Redessiner l’horizon?

Qu’ai-je donc à dire? Ai-je le droit de parler? Peut-on se risquer à écrire en son propre nom plutôt que sous un nom d’emprunt, sérieux, objectif, académique, à mille lieues de ce que nous aurions au fond vraiment à dire? Il vaudrait sans doute mieux ne pas tenir compte de ce que l’on est, de ce que l’on pense, entrer dans le rang, faire comme tout le monde et se taire – ou parler pour ne rien dire, ce qui est une autre façon de se taire. Nous serions tranquilles… Comme une carpe dans sa vase. À l’abri… caché au fin fond de soi, ne pouvant être montré du doigt par personne : incognito. Et si nous n’avions rien à dire… Et si ce que nous étions était si peu de chose que cela ne valait presque pas la peine de se forcer, de persévérer, d’essayer de se dire?
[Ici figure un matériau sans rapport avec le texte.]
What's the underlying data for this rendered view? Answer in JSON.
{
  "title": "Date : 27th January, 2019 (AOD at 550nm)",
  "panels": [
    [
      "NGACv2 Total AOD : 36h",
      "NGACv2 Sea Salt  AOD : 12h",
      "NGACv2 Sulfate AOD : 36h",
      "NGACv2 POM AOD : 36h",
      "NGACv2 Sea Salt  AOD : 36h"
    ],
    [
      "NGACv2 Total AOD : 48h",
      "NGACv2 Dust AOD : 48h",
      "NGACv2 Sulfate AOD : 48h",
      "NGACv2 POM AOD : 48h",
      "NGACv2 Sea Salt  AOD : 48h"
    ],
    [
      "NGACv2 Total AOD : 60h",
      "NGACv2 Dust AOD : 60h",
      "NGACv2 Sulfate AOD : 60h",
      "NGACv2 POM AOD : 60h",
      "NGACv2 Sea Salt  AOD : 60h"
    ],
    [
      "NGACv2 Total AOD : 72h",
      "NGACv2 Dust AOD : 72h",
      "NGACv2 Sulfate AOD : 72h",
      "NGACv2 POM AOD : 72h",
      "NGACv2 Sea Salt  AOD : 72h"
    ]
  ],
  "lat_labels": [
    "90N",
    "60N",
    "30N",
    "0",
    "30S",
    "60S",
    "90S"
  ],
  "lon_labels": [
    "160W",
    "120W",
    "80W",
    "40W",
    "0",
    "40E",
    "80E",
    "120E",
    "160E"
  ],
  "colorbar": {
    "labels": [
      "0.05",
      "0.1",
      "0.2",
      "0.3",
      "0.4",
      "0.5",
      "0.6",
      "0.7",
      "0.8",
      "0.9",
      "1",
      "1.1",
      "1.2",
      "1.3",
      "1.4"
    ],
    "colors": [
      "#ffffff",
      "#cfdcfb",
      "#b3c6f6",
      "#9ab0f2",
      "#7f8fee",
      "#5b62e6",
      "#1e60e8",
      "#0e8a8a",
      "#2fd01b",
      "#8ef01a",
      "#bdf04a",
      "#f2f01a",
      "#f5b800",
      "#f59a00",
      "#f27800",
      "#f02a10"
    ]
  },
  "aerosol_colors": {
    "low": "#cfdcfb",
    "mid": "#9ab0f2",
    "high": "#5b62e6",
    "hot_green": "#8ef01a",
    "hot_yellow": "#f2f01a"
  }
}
Présentement, je tiens un crayon, j’essaie d’écrire, mais ce n’est toujours qu’une façon de tendre la main, de se donner et de se perdre : en fait, mes mains sont vides. Pourtant, j’aimerais bien être « quelque chose »… Mais il semble que nous ne nous possédions pas, et je m’échappe. Comme Saint-Denys Garneau, je suis un « mauvais pauvre » à la besace percée. Que faire alors, lorsqu’aucun moule ne semble pouvoir nous convenir (ou nous contenir)?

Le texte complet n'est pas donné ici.